Two years before, I proudly told a fellow student at Cambridge, an Anglo-Ghanaian, that I could trace my slave ancestors back to 1819, the birth date of Jane Gates, my paternal great-great-grandmother. I wondered if he could do better?
He invited me to accompany him to the University Library, where, buried deep in the stacks, he found a copy of Burke’s Peerage, then walked me through his mother’s English ancestry with certainty back to one Richard Crispe who died in 1575, and who, the book said “probably” descended from William Crispe, who had died in 1207. His father’s side, members of the Asante people in Ghana, he could trace to the 17th century. The roots of my “Roots” envy?
After
years of frustration, I determined to do something about it. So I decided to invite eight prominent African Americans to allow their DNA to be tested and their family histories to be researched for a documentary film. When the paper trail would end, inevitably, in the abyss of slavery, we would then try to find their African roots through science.
Having been involved in after-school programs, I was hoping to get inner-city school kids engaged by the wonders of both genetics and archival research.
But I had ulterior motives, too. I wanted to find my white patriarch, the father of Jane Gates’s children. Maybe genetics could verify the family legend that the father of Jane’s children was an Irish man from Cresaptown, Md., a slave-holder named Samuel Brady. Perhaps I could give Jane her Thomas Jefferson–Sally Hemings moment!
I also had hopes for my African origins. Throughout my adult life, I’ve always been drawn to Nigeria’s Yoruba culture—to its cuisine, its legends, its rhythms and its songs. As a Fela Ransome-Kuti album played in my head, I wondered whether geneticists could determine that I had physical, not only spiritual, affinities to the Yoruba.
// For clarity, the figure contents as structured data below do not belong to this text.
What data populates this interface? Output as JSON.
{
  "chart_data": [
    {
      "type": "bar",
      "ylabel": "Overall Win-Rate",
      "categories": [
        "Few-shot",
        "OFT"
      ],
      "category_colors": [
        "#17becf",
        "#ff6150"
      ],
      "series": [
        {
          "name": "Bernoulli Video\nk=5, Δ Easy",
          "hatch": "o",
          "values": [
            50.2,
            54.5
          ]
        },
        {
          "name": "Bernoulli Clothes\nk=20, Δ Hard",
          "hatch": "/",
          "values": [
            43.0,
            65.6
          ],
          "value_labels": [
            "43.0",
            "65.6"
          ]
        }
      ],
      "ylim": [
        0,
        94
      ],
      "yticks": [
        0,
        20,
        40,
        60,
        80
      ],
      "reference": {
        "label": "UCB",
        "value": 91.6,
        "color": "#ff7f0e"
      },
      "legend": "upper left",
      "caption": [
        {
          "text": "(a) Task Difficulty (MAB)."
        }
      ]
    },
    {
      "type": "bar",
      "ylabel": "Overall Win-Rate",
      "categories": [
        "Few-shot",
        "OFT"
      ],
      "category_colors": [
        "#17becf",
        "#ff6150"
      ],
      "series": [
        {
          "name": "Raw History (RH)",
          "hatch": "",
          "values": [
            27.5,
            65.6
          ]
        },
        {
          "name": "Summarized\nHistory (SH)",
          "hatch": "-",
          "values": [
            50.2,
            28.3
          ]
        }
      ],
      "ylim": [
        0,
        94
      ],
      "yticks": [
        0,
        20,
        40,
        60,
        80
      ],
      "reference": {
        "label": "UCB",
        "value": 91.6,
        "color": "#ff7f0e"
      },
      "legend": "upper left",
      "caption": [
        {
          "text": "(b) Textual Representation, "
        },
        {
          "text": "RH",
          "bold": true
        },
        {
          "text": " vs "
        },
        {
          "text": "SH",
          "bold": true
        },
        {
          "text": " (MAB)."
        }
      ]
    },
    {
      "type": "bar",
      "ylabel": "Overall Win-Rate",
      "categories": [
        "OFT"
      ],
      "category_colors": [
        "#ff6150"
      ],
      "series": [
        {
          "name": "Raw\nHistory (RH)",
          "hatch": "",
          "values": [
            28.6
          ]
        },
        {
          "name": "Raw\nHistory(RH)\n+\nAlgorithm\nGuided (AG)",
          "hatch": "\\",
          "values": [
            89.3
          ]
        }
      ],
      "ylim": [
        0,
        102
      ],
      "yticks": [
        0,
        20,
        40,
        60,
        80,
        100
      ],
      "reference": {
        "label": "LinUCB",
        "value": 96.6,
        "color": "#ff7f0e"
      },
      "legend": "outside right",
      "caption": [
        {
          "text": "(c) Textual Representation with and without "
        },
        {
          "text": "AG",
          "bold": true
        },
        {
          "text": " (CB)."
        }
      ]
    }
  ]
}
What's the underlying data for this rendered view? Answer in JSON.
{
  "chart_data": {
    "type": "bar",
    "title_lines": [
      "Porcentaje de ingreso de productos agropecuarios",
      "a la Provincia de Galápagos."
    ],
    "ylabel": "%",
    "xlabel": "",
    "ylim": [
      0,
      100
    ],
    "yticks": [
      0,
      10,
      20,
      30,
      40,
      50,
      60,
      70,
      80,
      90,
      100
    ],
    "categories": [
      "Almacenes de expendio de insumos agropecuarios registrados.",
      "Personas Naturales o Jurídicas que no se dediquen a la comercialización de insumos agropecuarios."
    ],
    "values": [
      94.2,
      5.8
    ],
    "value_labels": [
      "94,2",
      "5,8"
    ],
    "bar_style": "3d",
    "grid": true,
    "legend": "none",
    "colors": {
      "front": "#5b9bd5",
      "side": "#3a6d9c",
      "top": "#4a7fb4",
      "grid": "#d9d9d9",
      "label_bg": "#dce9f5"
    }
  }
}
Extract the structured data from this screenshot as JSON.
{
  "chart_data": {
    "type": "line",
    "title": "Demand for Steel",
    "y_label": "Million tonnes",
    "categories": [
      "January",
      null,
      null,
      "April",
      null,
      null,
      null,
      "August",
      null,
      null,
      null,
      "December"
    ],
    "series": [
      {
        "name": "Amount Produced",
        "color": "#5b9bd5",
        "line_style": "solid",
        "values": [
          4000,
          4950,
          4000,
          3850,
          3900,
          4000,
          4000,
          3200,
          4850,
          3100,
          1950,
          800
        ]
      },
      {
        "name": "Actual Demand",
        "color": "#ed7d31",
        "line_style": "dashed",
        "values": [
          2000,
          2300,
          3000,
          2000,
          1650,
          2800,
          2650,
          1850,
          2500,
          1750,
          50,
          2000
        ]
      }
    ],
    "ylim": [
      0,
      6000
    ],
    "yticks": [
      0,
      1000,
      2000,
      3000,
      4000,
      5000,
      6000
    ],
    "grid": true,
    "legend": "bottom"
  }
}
Our genealogists as well as our geneticists were given a tough assignment. Five generations ago, each of us has 32 ancestors, or two to the fifth power. If we go back 10 generations, or 300 years, each of us has 1,024 theoretical ancestors, or two to the 10th power. Even with genetics, we can only trace two of our family lines. The first African slaves arrived in Virginia in 1619; the slaves were freed in 1865, and appeared with two legal names for the first time in the 1870 census. Penetrating the name barrier of 1870 required detailed and imaginative sleuthing through the records of slave-holders, praying that they somehow mentioned one of their slaves by first name, in wills, tax records or estate division papers.